Interquartile Range (IQR)
The distance between the third quartile (Q3) and the first quartile (Q1), representing the middle 50% of data.
Box Plot
A visual summary showing the five-number summary: minimum, Q1, median, Q3, and maximum, along with potential outliers.
PDCA (Deming Cycle)
A four-stage systematic cycle for solving quality problems: Plan (investigate), Do (test/pilot), Check (measure), and Act (standardize).
SIPOC
A high-level process map identifying the Supplier, Input, Process, Output, and Customer.
Quality Assurance (QA)
Proactive activities focused on preventing defects before they occur, such as employee training.
Quality Control (QC)
Reactive activities focused on identifying and fixing defects after they occur, such as inspection and repair.
Run Chart
A line graph showing performance or data points over a specific period of time.
Control Chart
A run chart that includes upper and lower control limits to determine if process variation is within an acceptable range.
Common Cause Variation
Normal, routine noise or variation that occurs within expected control limits.
Special Cause Variation
Unusual or outlier variation that falls outside of expected control limits.
Cause and Effect Diagram
Also known as a fishbone or Ishikawa diagram; used to brainstorm the 'why' behind a problem.
Flow Chart
A diagram showing the step-by-step sequence of a process to identify 'where' a failure might be occurring.
Check Sheet
A simple tool used to collect and tally frequency data.
Histogram
A chart showing the distribution of numerical data across specific ranges or bins.
Pareto Chart
A bar graph that ranks categories from highest to lowest frequency to help prioritize problem-solving efforts.
Scatter Diagram
A visual tool used to show the relationship between two variables using dots on an X-Y chart.
Lean
A quality management program focused primarily on the reduction of waste and improvement of efficiency.
Six Sigma
A quality management program focused on reducing process variation and defects.
Just-in-Time (JIT)
An operational approach focused on reducing inventory levels by receiving materials only when needed.

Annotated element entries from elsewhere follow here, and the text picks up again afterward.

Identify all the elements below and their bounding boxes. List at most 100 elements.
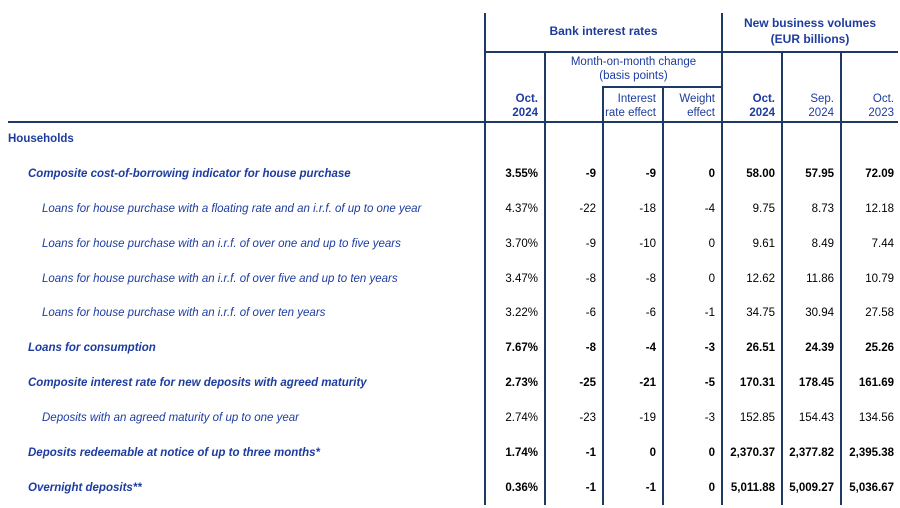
cell-mom-change-total <box>545 122 596 157</box>
table-rule-vertical <box>544 51 546 505</box>
table-row: Households <box>0 122 900 157</box>
col-header-line: Oct. <box>515 93 538 105</box>
cell-mom-change-total: -9 <box>585 237 596 250</box>
bank-interest-rates-label: Bank interest rates <box>549 24 658 38</box>
cell-rate-oct-2024: 0.36% <box>505 481 538 494</box>
cell-volume-oct-2023: 27.58 <box>865 307 894 320</box>
col-header-line: rate effect <box>605 106 656 119</box>
cell-interest-rate-effect: -21 <box>639 377 656 390</box>
cell-rate-oct-2024: 3.55% <box>505 168 538 181</box>
new-business-volumes-unit: (EUR billions) <box>770 32 850 46</box>
col-header-line: Oct. <box>872 93 894 105</box>
cell-weight-effect: -5 <box>704 377 715 390</box>
cell-weight-effect: -4 <box>704 203 715 216</box>
month-on-month-change-header: Month-on-month change (basis points) <box>545 55 722 83</box>
month-on-month-change-label: Month-on-month change <box>570 56 697 68</box>
cell-volume-oct-2023: 5,036.67 <box>849 481 894 494</box>
col-header-volume-oct-2024: Oct. 2024 <box>722 92 775 120</box>
row-label: Loans for consumption <box>28 342 156 355</box>
cell-volume-sep-2024: 8.73 <box>811 203 834 216</box>
cell-volume-oct-2024: 26.51 <box>746 342 775 355</box>
col-header-weight-effect: Weight effect <box>663 92 715 120</box>
cell-mom-change-total: -9 <box>585 168 596 181</box>
col-header-line: 2024 <box>749 106 775 119</box>
cell-weight-effect: 0 <box>708 237 715 250</box>
col-header-line: 2024 <box>512 106 538 119</box>
cell-volume-sep-2024 <box>782 122 834 157</box>
cell-volume-oct-2023: 72.09 <box>865 168 894 181</box>
cell-interest-rate-effect <box>603 122 656 157</box>
table-rule-vertical <box>781 52 783 505</box>
col-header-volume-sep-2024: Sep. 2024 <box>782 92 834 120</box>
cell-volume-oct-2024 <box>722 122 775 157</box>
cell-mom-change-total: -8 <box>585 272 596 285</box>
new-business-volumes-label: New business volumes <box>743 16 877 30</box>
table-row: Overnight deposits** 0.36% -1 -1 0 5,011… <box>0 470 900 505</box>
col-header-line: Interest <box>617 93 656 105</box>
cell-rate-oct-2024 <box>485 122 538 157</box>
bank-interest-rates-header: Bank interest rates <box>485 23 722 39</box>
row-label: Households <box>8 133 74 146</box>
cell-rate-oct-2024: 4.37% <box>505 203 538 216</box>
cell-rate-oct-2024: 3.22% <box>505 307 538 320</box>
cell-weight-effect: 0 <box>708 272 715 285</box>
cell-weight-effect: -3 <box>704 342 715 355</box>
table-row: Loans for house purchase with an i.r.f. … <box>0 261 900 296</box>
cell-weight-effect: -1 <box>704 307 715 320</box>
cell-weight-effect: 0 <box>708 168 715 181</box>
cell-interest-rate-effect: -10 <box>639 237 656 250</box>
col-header-line: Oct. <box>752 93 775 105</box>
cell-rate-oct-2024: 1.74% <box>505 446 538 459</box>
cell-volume-sep-2024: 30.94 <box>805 307 834 320</box>
table-row: Composite interest rate for new deposits… <box>0 366 900 401</box>
table-rule-vertical <box>840 52 842 505</box>
table-rule-vertical <box>484 13 486 505</box>
table-rule-vertical <box>602 87 604 505</box>
cell-mom-change-total: -23 <box>579 411 596 424</box>
cell-interest-rate-effect: -19 <box>639 411 656 424</box>
table-row: Loans for house purchase with an i.r.f. … <box>0 226 900 261</box>
row-label: Composite interest rate for new deposits… <box>28 377 367 390</box>
table-row: Deposits redeemable at notice of up to t… <box>0 435 900 470</box>
cell-volume-oct-2024: 2,370.37 <box>730 446 775 459</box>
row-label: Composite cost-of-borrowing indicator fo… <box>28 168 351 181</box>
cell-rate-oct-2024: 7.67% <box>505 342 538 355</box>
cell-weight-effect <box>663 122 715 157</box>
cell-rate-oct-2024: 2.73% <box>505 377 538 390</box>
col-header-rate-oct-2024: Oct. 2024 <box>485 92 538 120</box>
col-header-line: Sep. <box>810 93 834 105</box>
row-label: Loans for house purchase with a floating… <box>42 203 422 216</box>
cell-mom-change-total: -25 <box>579 377 596 390</box>
table-row: Composite cost-of-borrowing indicator fo… <box>0 157 900 192</box>
cell-weight-effect: -3 <box>704 411 715 424</box>
cell-volume-sep-2024: 178.45 <box>798 377 834 390</box>
col-header-line: 2024 <box>808 106 834 119</box>
cell-volume-sep-2024: 2,377.82 <box>789 446 834 459</box>
month-on-month-change-unit: (basis points) <box>599 70 668 82</box>
cell-interest-rate-effect: -6 <box>645 307 656 320</box>
cell-volume-oct-2023: 12.18 <box>865 203 894 216</box>
col-header-line: 2023 <box>868 106 894 119</box>
cell-volume-oct-2024: 152.85 <box>739 411 775 424</box>
cell-interest-rate-effect: -4 <box>645 342 656 355</box>
cell-interest-rate-effect: -1 <box>645 481 656 494</box>
cell-mom-change-total: -6 <box>585 307 596 320</box>
table-rule-horizontal <box>602 86 722 88</box>
cell-volume-sep-2024: 24.39 <box>805 342 834 355</box>
col-header-volume-oct-2023: Oct. 2023 <box>841 92 894 120</box>
cell-rate-oct-2024: 3.47% <box>505 272 538 285</box>
table-rule-vertical <box>721 13 723 505</box>
cell-mom-change-total: -1 <box>585 446 596 459</box>
cell-interest-rate-effect: 0 <box>649 446 656 459</box>
table-row: Deposits with an agreed maturity of up t… <box>0 401 900 436</box>
cell-volume-oct-2024: 58.00 <box>746 168 775 181</box>
cell-volume-oct-2023: 2,395.38 <box>849 446 894 459</box>
cell-volume-oct-2023: 134.56 <box>858 411 894 424</box>
row-label: Loans for house purchase with an i.r.f. … <box>42 237 401 250</box>
cell-interest-rate-effect: -18 <box>639 203 656 216</box>
cell-volume-oct-2023: 10.79 <box>865 272 894 285</box>
cell-volume-oct-2024: 170.31 <box>739 377 775 390</box>
cell-volume-sep-2024: 57.95 <box>805 168 834 181</box>
cell-volume-oct-2024: 12.62 <box>746 272 775 285</box>
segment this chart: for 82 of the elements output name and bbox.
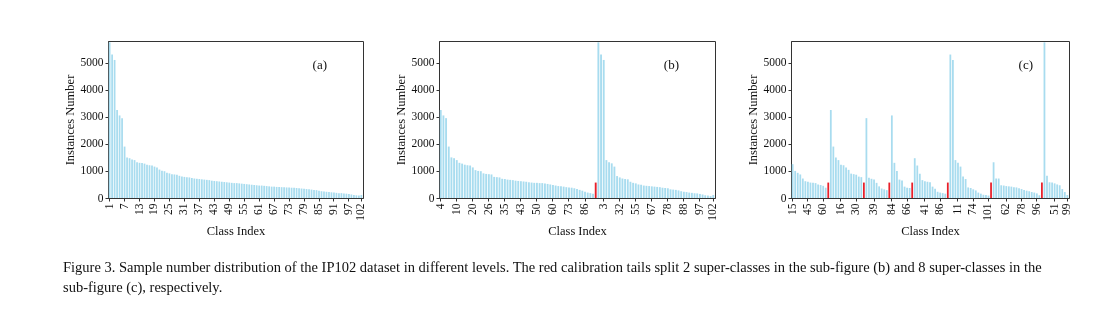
x-tick-label: 60	[816, 203, 829, 215]
x-tick-label: 74	[966, 203, 979, 215]
x-tick-label: 73	[561, 203, 574, 215]
x-tick-label: 86	[933, 203, 946, 215]
x-tick-label: 45	[800, 203, 813, 215]
x-tick-label: 30	[849, 203, 862, 215]
x-tick-label: 35	[497, 203, 510, 215]
y-tick-label: 4000	[763, 83, 787, 96]
annotation: (a)	[312, 57, 327, 72]
x-tick-label: 62	[999, 203, 1012, 215]
y-tick-label: 4000	[411, 83, 435, 96]
x-tick-label: 13	[132, 203, 145, 215]
y-tick-label: 0	[428, 191, 435, 204]
x-tick-label: 102	[706, 203, 719, 221]
x-tick-label: 39	[867, 203, 880, 215]
y-tick-label: 2000	[763, 137, 787, 150]
x-tick-label: 97	[341, 203, 354, 215]
y-tick-label: 2000	[80, 137, 104, 150]
x-tick-label: 55	[237, 203, 250, 215]
x-tick-label: 97	[692, 203, 705, 215]
x-tick-label: 85	[312, 203, 324, 215]
x-tick-label: 43	[207, 203, 220, 215]
x-tick-label: 1	[102, 203, 115, 210]
y-tick-label: 5000	[763, 56, 787, 69]
x-tick-label: 20	[465, 203, 478, 215]
x-tick-label: 79	[297, 203, 310, 215]
x-tick-label: 96	[1029, 203, 1042, 215]
x-tick-label: 78	[1014, 203, 1027, 215]
x-tick-label: 51	[1047, 203, 1060, 215]
y-axis-title: Instances Number	[745, 73, 760, 166]
y-tick-label: 1000	[763, 164, 787, 177]
x-tick-label: 88	[676, 203, 689, 215]
x-tick-label: 66	[900, 203, 913, 215]
x-tick-label: 19	[147, 203, 160, 215]
annotation: (c)	[1018, 57, 1033, 72]
y-tick-label: 2000	[411, 137, 435, 150]
x-tick-label: 78	[660, 203, 673, 215]
x-tick-label: 61	[252, 203, 265, 215]
annotation: (b)	[663, 57, 679, 72]
y-tick-label: 3000	[80, 110, 104, 123]
x-axis-title: Class Index	[901, 223, 961, 238]
x-tick-label: 102	[354, 203, 367, 221]
x-tick-label: 4	[433, 203, 446, 210]
x-tick-label: 31	[177, 203, 190, 215]
x-tick-label: 25	[162, 203, 175, 215]
y-axis-title: Instances Number	[62, 73, 77, 166]
y-axis-title: Instances Number	[393, 73, 408, 166]
x-tick-label: 67	[644, 203, 657, 215]
x-tick-label: 99	[1060, 203, 1073, 215]
y-tick-label: 4000	[80, 83, 104, 96]
x-tick-label: 101	[981, 203, 994, 221]
x-tick-label: 84	[884, 203, 897, 215]
x-tick-label: 15	[785, 203, 798, 215]
x-axis-title: Class Index	[206, 223, 267, 238]
x-tick-label: 43	[513, 203, 526, 215]
x-tick-label: 32	[612, 203, 625, 215]
x-tick-label: 55	[628, 203, 641, 215]
x-tick-label: 26	[481, 203, 494, 215]
y-tick-label: 1000	[411, 164, 435, 177]
x-tick-label: 16	[833, 203, 846, 215]
x-tick-label: 7	[117, 203, 130, 210]
y-tick-label: 3000	[763, 110, 787, 123]
x-tick-label: 73	[282, 203, 295, 215]
y-tick-label: 0	[97, 191, 104, 204]
x-tick-label: 10	[449, 203, 462, 215]
y-tick-label: 0	[780, 191, 787, 204]
x-tick-label: 49	[222, 203, 235, 215]
x-tick-label: 37	[192, 203, 205, 215]
x-tick-label: 86	[578, 203, 591, 215]
x-tick-label: 60	[545, 203, 558, 215]
x-tick-label: 91	[326, 203, 339, 215]
y-tick-label: 5000	[411, 56, 435, 69]
caption: Figure 3. Sample number distribution of the IP102 dataset in different levels. The red calibration tails split 2 super-classes in the sub-figure (b) and 8 super-classes in the sub-figure (c), respectively.	[63, 258, 1043, 297]
y-tick-label: 5000	[80, 56, 104, 69]
x-tick-label: 67	[267, 203, 280, 215]
y-tick-label: 1000	[80, 164, 104, 177]
x-tick-label: 41	[917, 203, 930, 215]
x-axis-title: Class Index	[548, 223, 608, 238]
x-tick-label: 3	[596, 203, 609, 210]
x-tick-label: 11	[950, 203, 963, 215]
x-tick-label: 50	[529, 203, 542, 215]
y-tick-label: 3000	[411, 110, 435, 123]
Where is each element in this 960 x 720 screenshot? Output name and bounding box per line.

Results-Based Management (RBM)
An ongoing monitoring framework focused on achieving intended results, outcomes, and long-term impact, often used in nonprofits.
Index Number
A comparison of a current value relative to a base period, often expressed as basecurrent×100.
Incidence
A metric representing the number of new cases of a disease or event within a specific time.
Prevalence
A metric representing the total number of existing cases in a population at a specific point in time.
Observed Score
A score calculated as the sum of the True Score plus any random and systematic error.
Criterion-Referenced Score
A score compared against a fixed standard or 'cut score' rather than against other individuals.
Key Performance Indicator (KPI)
A single, specific metric used to measure progress toward an organizational goal.
SMART Goal
A goal that is Specific, Measurable, Achievable, Relevant, and Time-bound.
Dashboard
A visual display that allows managers to monitor multiple important metrics and KPIs at a glance in one place.
Balanced Scorecard
A strategic framework viewing performance from four perspectives: Financial, Customer, Internal Process, and Learning and Growth.
Net Promoter Score (NPS)
A metric used to measure customer loyalty based on their willingness to recommend a company to others.